Dans les jours qui suivirent, un courtier me présenta des acquéreurs qui me plurent. Un jeune couple charmant qui promettait de prendre grand soin de la maison et de la remplir d'enfants et de vie. Nous signâmes le contrat avec le notaire dans la maison, c'était important pour moi. Je leur donnai les clés et je leur souhaitai bon vent. Je m'étais affranchi de tout. Des Goldman-de-Baltimore, il ne me restait désormais plus rien.
Je remontai dans ma voiture et rentrai à Boca Raton. En arrivant chez moi, je trouvai devant ma porte le cahier de Leo, le fameux
Cahier n° 1.
Je le feuilletai. Il était vierge. Je le pris avec moi et allai m'installer dans mon bureau.
J'attrapai un stylo et le laissai glisser sur le papier du cahier ouvert devant moi. Ainsi débuta ce
Livre des Baltimore.
Baltimore, Maryland.
Décembre 2004.
Quinze jours après le Drame, les corps de Woody et Hillel nous furent rendus et nous pûmes les mettre en terre.
Ils furent inhumés le même jour, l'un à côté de l'autre, au cimetière de Forrest Lane. Le soleil d'hiver était resplendissant, comme si la nature était venue les saluer. La cérémonie eut lieu dans la plus stricte intimité : je fis un discours devant Artie Crawford, mes parents, Alexandra et Oncle Saul, qui tenait une rose blanche dans chaque main. Derrière les verres fumés de ses lunettes, je voyais couler une traînée sans fin de larmes.
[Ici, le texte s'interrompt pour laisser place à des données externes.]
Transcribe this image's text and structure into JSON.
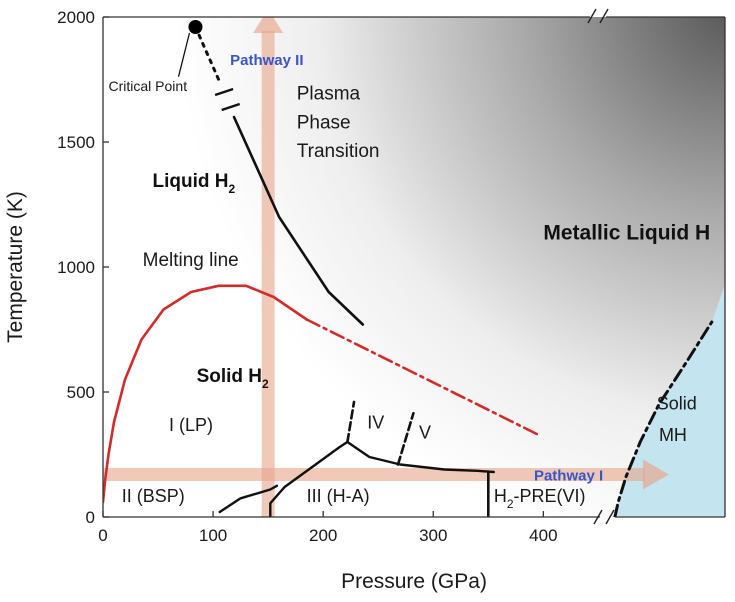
{
  "chart_data": {
    "type": "phase-diagram",
    "title": "",
    "xlabel": "Pressure (GPa)",
    "ylabel": "Temperature (K)",
    "xlim": [
      0,
      565
    ],
    "ylim": [
      0,
      2000
    ],
    "xticks": [
      0,
      100,
      200,
      300,
      400
    ],
    "yticks": [
      0,
      500,
      1000,
      1500,
      2000
    ],
    "x_axis_break": true,
    "grid": false,
    "colors": {
      "melting_line": "#d42a2a",
      "boundaries": "#111111",
      "pathway_arrows": "#e8a58a",
      "pathway_label": "#3a55c8",
      "solid_mh_region": "#c4e4f0",
      "metallic_gradient_dark": "#555555",
      "metallic_gradient_light": "#ffffff"
    },
    "regions": [
      {
        "id": "liquid-h2",
        "label": "Liquid H",
        "subscript": "2",
        "bold": true,
        "x": 45,
        "y": 1320
      },
      {
        "id": "solid-h2",
        "label": "Solid H",
        "subscript": "2",
        "bold": true,
        "x": 85,
        "y": 540
      },
      {
        "id": "metallic-liquid-h",
        "label": "Metallic Liquid H",
        "bold": true,
        "x": 400,
        "y": 1110
      },
      {
        "id": "plasma-transition-1",
        "label": "Plasma",
        "x": 176,
        "y": 1670
      },
      {
        "id": "plasma-transition-2",
        "label": "Phase",
        "x": 176,
        "y": 1555
      },
      {
        "id": "plasma-transition-3",
        "label": "Transition",
        "x": 176,
        "y": 1440
      },
      {
        "id": "melting-line-label",
        "label": "Melting line",
        "x": 36,
        "y": 1005
      },
      {
        "id": "phase-i",
        "label": "I (LP)",
        "x": 60,
        "y": 345
      },
      {
        "id": "phase-ii",
        "label": "II (BSP)",
        "x": 17,
        "y": 60
      },
      {
        "id": "phase-iii",
        "label": "III (H-A)",
        "x": 185,
        "y": 60
      },
      {
        "id": "phase-iv",
        "label": "IV",
        "x": 240,
        "y": 355
      },
      {
        "id": "phase-v",
        "label": "V",
        "x": 287,
        "y": 315
      },
      {
        "id": "phase-vi",
        "label": "H",
        "subscript": "2",
        "suffix": "-PRE(VI)",
        "x": 355,
        "y": 60
      },
      {
        "id": "solid-mh-1",
        "label": "Solid",
        "x": 503,
        "y": 430
      },
      {
        "id": "solid-mh-2",
        "label": "MH",
        "x": 505,
        "y": 305
      }
    ],
    "critical_point": {
      "label": "Critical Point",
      "x": 84,
      "y": 1960,
      "label_x": 5,
      "label_y": 1705
    },
    "pathways": [
      {
        "name": "Pathway I",
        "direction": "increasing pressure",
        "at_T": 170,
        "from_P": 0,
        "to_P": 505
      },
      {
        "name": "Pathway II",
        "direction": "increasing temperature",
        "at_P": 150,
        "from_T": 0,
        "to_T": 2000
      }
    ],
    "curves": {
      "melting_line_solid": [
        [
          0,
          60
        ],
        [
          2,
          150
        ],
        [
          5,
          250
        ],
        [
          10,
          380
        ],
        [
          20,
          550
        ],
        [
          35,
          710
        ],
        [
          55,
          830
        ],
        [
          80,
          900
        ],
        [
          105,
          925
        ],
        [
          130,
          925
        ],
        [
          155,
          880
        ],
        [
          175,
          820
        ],
        [
          185,
          790
        ]
      ],
      "melting_line_extrapolated": [
        [
          185,
          790
        ],
        [
          395,
          330
        ]
      ],
      "plasma_transition_dotted": [
        [
          84,
          1960
        ],
        [
          105,
          1750
        ]
      ],
      "plasma_transition_solid": [
        [
          119,
          1600
        ],
        [
          160,
          1200
        ],
        [
          205,
          900
        ],
        [
          236,
          770
        ]
      ],
      "i_ii_boundary": [
        [
          106,
          20
        ],
        [
          125,
          75
        ],
        [
          152,
          110
        ],
        [
          158,
          125
        ]
      ],
      "i_iii_boundary": [
        [
          152,
          0
        ],
        [
          152,
          55
        ],
        [
          165,
          120
        ],
        [
          190,
          200
        ],
        [
          215,
          280
        ],
        [
          222,
          300
        ]
      ],
      "iii_iv_boundary": [
        [
          222,
          300
        ],
        [
          242,
          240
        ],
        [
          270,
          210
        ],
        [
          310,
          190
        ],
        [
          340,
          185
        ],
        [
          355,
          180
        ]
      ],
      "iv_line_dashed": [
        [
          222,
          300
        ],
        [
          228,
          460
        ]
      ],
      "v_line_dashed": [
        [
          268,
          210
        ],
        [
          282,
          415
        ]
      ],
      "iii_vi_boundary": [
        [
          350,
          0
        ],
        [
          350,
          175
        ]
      ],
      "metallization_dashdot": [
        [
          465,
          0
        ],
        [
          468,
          60
        ],
        [
          475,
          160
        ],
        [
          488,
          300
        ],
        [
          505,
          450
        ],
        [
          530,
          620
        ],
        [
          553,
          780
        ]
      ]
    }
  }
}
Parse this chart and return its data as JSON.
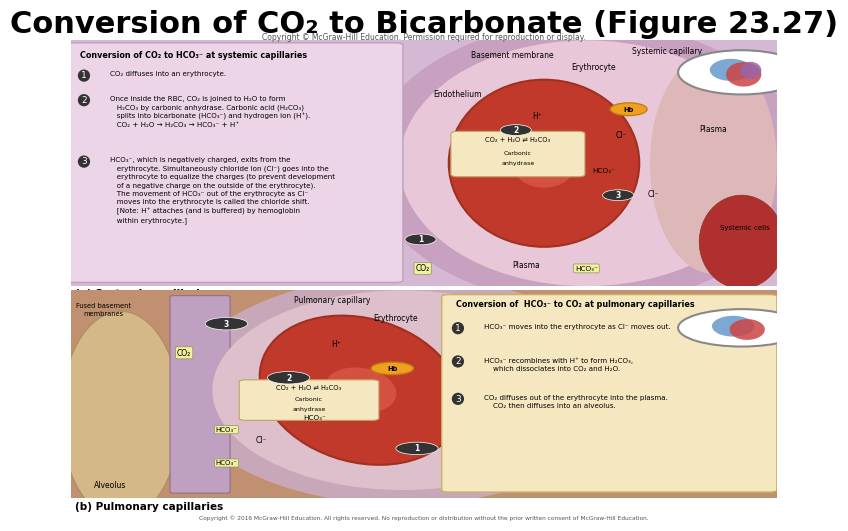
{
  "title": "Conversion of CO₂ to Bicarbonate (Figure 23.27)",
  "title_fontsize": 22,
  "title_fontweight": "bold",
  "copyright_top": "Copyright © McGraw-Hill Education. Permission required for reproduction or display.",
  "copyright_bottom": "Copyright © 2016 McGraw-Hill Education. All rights reserved. No reproduction or distribution without the prior written consent of McGraw-Hill Education.",
  "panel_a_label": "(a) Systemic capillaries",
  "panel_b_label": "(b) Pulmonary capillaries",
  "bg_color": "#ffffff",
  "erythrocyte_color": "#c0392b",
  "erythrocyte_edge": "#a03020",
  "panel_a_bg": "#d4b8d4",
  "panel_b_bg": "#c09070",
  "text_box_a_bg": "#edd5e8",
  "text_box_b_bg": "#f5e8c0",
  "hb_color": "#f0a020",
  "hb_edge": "#c08010",
  "circle_num_bg": "#333333",
  "rxn_box_bg": "#f5e8c0",
  "rxn_box_edge": "#c0a060"
}
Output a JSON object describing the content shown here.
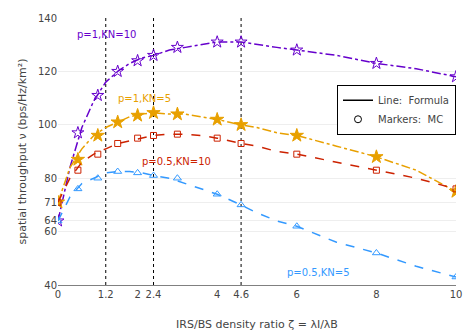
{
  "chart_data": {
    "type": "line",
    "xlabel": "IRS/BS density ratio ζ = λI/λB",
    "ylabel": "spatial throughput ν (bps/Hz/km²)",
    "xlim": [
      0,
      10
    ],
    "ylim": [
      40,
      140
    ],
    "xticks": [
      0,
      1.2,
      2,
      2.4,
      4,
      4.6,
      6,
      8,
      10
    ],
    "yticks": [
      40,
      60,
      64,
      71,
      80,
      100,
      120,
      140
    ],
    "grid": "y",
    "legend": "upper right",
    "legend_entries": [
      {
        "name": "Line:  Formula",
        "line_style": "solid",
        "color": "black"
      },
      {
        "name": "Markers:  MC",
        "marker": "circle-open",
        "color": "black"
      }
    ],
    "vlines": [
      1.2,
      2.4,
      4.6
    ],
    "series": [
      {
        "color": "#6600CC",
        "line_style": "dashdot",
        "marker": "star-open",
        "x": [
          0,
          0.3,
          0.6,
          0.9,
          1.2,
          1.5,
          1.8,
          2.1,
          2.4,
          2.8,
          3.2,
          3.6,
          4.0,
          4.6,
          5.0,
          5.5,
          6.0,
          7.0,
          8.0,
          9.0,
          10.0
        ],
        "values": [
          64,
          84,
          99,
          109,
          116,
          120,
          123,
          125,
          126,
          128,
          129,
          130,
          131,
          131,
          130,
          129,
          128,
          126,
          123,
          121,
          118
        ],
        "mc_x": [
          0,
          0.5,
          1.0,
          1.5,
          2.0,
          2.4,
          3.0,
          4.0,
          4.6,
          6.0,
          8.0,
          10.0
        ],
        "mc_values": [
          64,
          97,
          111,
          120,
          124,
          126,
          129,
          131,
          131,
          128,
          123,
          118
        ]
      },
      {
        "color": "#E8A000",
        "line_style": "dashdot",
        "marker": "star",
        "x": [
          0,
          0.3,
          0.6,
          0.9,
          1.2,
          1.5,
          1.8,
          2.1,
          2.4,
          2.8,
          3.2,
          3.6,
          4.0,
          4.6,
          5.0,
          5.5,
          6.0,
          7.0,
          8.0,
          9.0,
          10.0
        ],
        "values": [
          71,
          84,
          91,
          96,
          99,
          101,
          103,
          104,
          104.5,
          104,
          104,
          103,
          102,
          100,
          99,
          97,
          96,
          92,
          88,
          83,
          75
        ],
        "mc_x": [
          0,
          0.5,
          1.0,
          1.5,
          2.0,
          2.4,
          3.0,
          4.0,
          4.6,
          6.0,
          8.0,
          10.0
        ],
        "mc_values": [
          71,
          87,
          96,
          101,
          103.5,
          104.5,
          104,
          102,
          100,
          96,
          88,
          75
        ]
      },
      {
        "color": "#CC2200",
        "line_style": "dash",
        "marker": "square-open",
        "x": [
          0,
          0.3,
          0.6,
          0.9,
          1.2,
          1.5,
          1.8,
          2.1,
          2.4,
          2.8,
          3.2,
          3.6,
          4.0,
          4.6,
          5.0,
          5.5,
          6.0,
          7.0,
          8.0,
          9.0,
          10.0
        ],
        "values": [
          71,
          80,
          86,
          89,
          91,
          93,
          94,
          95,
          96,
          96.5,
          96.5,
          96,
          95,
          93,
          92,
          90,
          89,
          86,
          83,
          80,
          76
        ],
        "mc_x": [
          0,
          0.5,
          1.0,
          1.5,
          2.0,
          2.4,
          3.0,
          4.0,
          4.6,
          6.0,
          8.0,
          10.0
        ],
        "mc_values": [
          71,
          83,
          89,
          93,
          95,
          96,
          96.5,
          95,
          93,
          89,
          83,
          76
        ]
      },
      {
        "color": "#3399FF",
        "line_style": "dash",
        "marker": "triangle-up-open",
        "x": [
          0,
          0.3,
          0.6,
          0.9,
          1.2,
          1.5,
          1.8,
          2.1,
          2.4,
          2.8,
          3.2,
          3.6,
          4.0,
          4.6,
          5.0,
          5.5,
          6.0,
          7.0,
          8.0,
          9.0,
          10.0
        ],
        "values": [
          64,
          73,
          78,
          80,
          82,
          82.5,
          82.5,
          82,
          81,
          80,
          78,
          76,
          74,
          70,
          67,
          64,
          62,
          56,
          52,
          47,
          43
        ],
        "mc_x": [
          0,
          0.5,
          1.0,
          1.5,
          2.0,
          2.4,
          3.0,
          4.0,
          4.6,
          6.0,
          8.0,
          10.0
        ],
        "mc_values": [
          64,
          76,
          80,
          82.5,
          82,
          81,
          80,
          74,
          70,
          62,
          52,
          43
        ]
      }
    ],
    "annotations": [
      {
        "text": "p=1,KN=10",
        "x": 0.42,
        "y": 131,
        "color": "#6600CC"
      },
      {
        "text": "p=1,KN=5",
        "x": 1.45,
        "y": 107,
        "color": "#E8A000"
      },
      {
        "text": "p=0.5,KN=10",
        "x": 2.05,
        "y": 83.5,
        "color": "#CC2200"
      },
      {
        "text": "p=0.5,KN=5",
        "x": 5.7,
        "y": 42,
        "color": "#3399FF"
      }
    ]
  }
}
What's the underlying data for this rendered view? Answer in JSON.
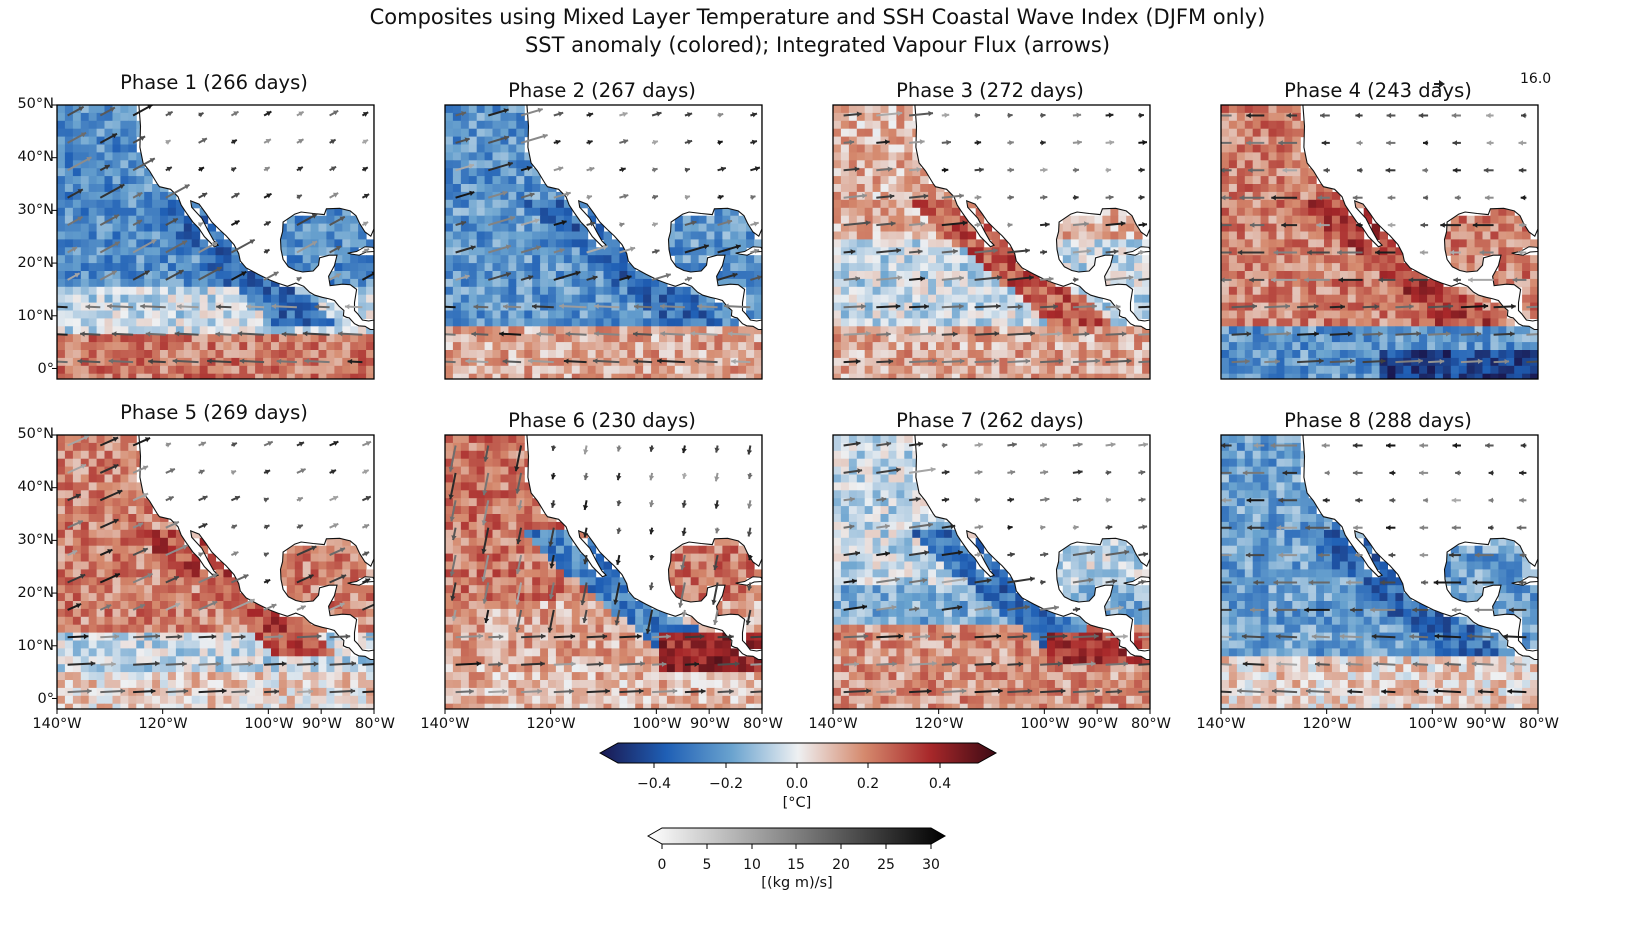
{
  "figure": {
    "title_line1": "Composites using Mixed Layer Temperature and SSH Coastal Wave Index (DJFM only)",
    "title_line2": "SST anomaly (colored); Integrated Vapour Flux (arrows)",
    "reference_arrow_label": "16.0"
  },
  "panels": [
    {
      "phase": "Phase 1 (266 days)",
      "sst_tendency": "cool-north-warm-equator"
    },
    {
      "phase": "Phase 2 (267 days)",
      "sst_tendency": "cool"
    },
    {
      "phase": "Phase 3 (272 days)",
      "sst_tendency": "mixed-warm-coast"
    },
    {
      "phase": "Phase 4 (243 days)",
      "sst_tendency": "warm-north-cool-equator"
    },
    {
      "phase": "Phase 5 (269 days)",
      "sst_tendency": "warm"
    },
    {
      "phase": "Phase 6 (230 days)",
      "sst_tendency": "warm-north-cool-coast"
    },
    {
      "phase": "Phase 7 (262 days)",
      "sst_tendency": "cool-coast-warm-south"
    },
    {
      "phase": "Phase 8 (288 days)",
      "sst_tendency": "cool"
    }
  ],
  "axes": {
    "lat_labels": [
      "50°N",
      "40°N",
      "30°N",
      "20°N",
      "10°N",
      "0°"
    ],
    "lon_labels": [
      "140°W",
      "120°W",
      "100°W",
      "90°W",
      "80°W"
    ]
  },
  "colorbar_sst": {
    "ticks": [
      "−0.4",
      "−0.2",
      "0.0",
      "0.2",
      "0.4"
    ],
    "unit": "[°C]",
    "colors": [
      "#1a1850",
      "#1f5fb5",
      "#6aa3cf",
      "#eef0f2",
      "#d58a6e",
      "#a8282a",
      "#3d0a14"
    ]
  },
  "colorbar_flux": {
    "ticks": [
      "0",
      "5",
      "10",
      "15",
      "20",
      "25",
      "30"
    ],
    "unit": "[(kg m)/s]",
    "colors": [
      "#ffffff",
      "#000000"
    ]
  }
}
Après l'enterrement, nous déjeunâmes dans le restaurant du Marriott où nous logions tous. C'était étrange de ne pas être à Oak Park, mais Oncle Saul n'était pas prêt à retourner chez lui. Sa chambre était contiguë à la mienne et, après le repas, il annonça qu'il allait monter faire une sieste. Il se leva de table et je le vis fouiller dans sa poche pour s'assurer qu'il avait sa clé magnétique. Je le suivis du regard, je scrutai sa chemise déchirée, sa barbe naissante qu'il laisserait définitivement pousser, sa démarche fatiguée.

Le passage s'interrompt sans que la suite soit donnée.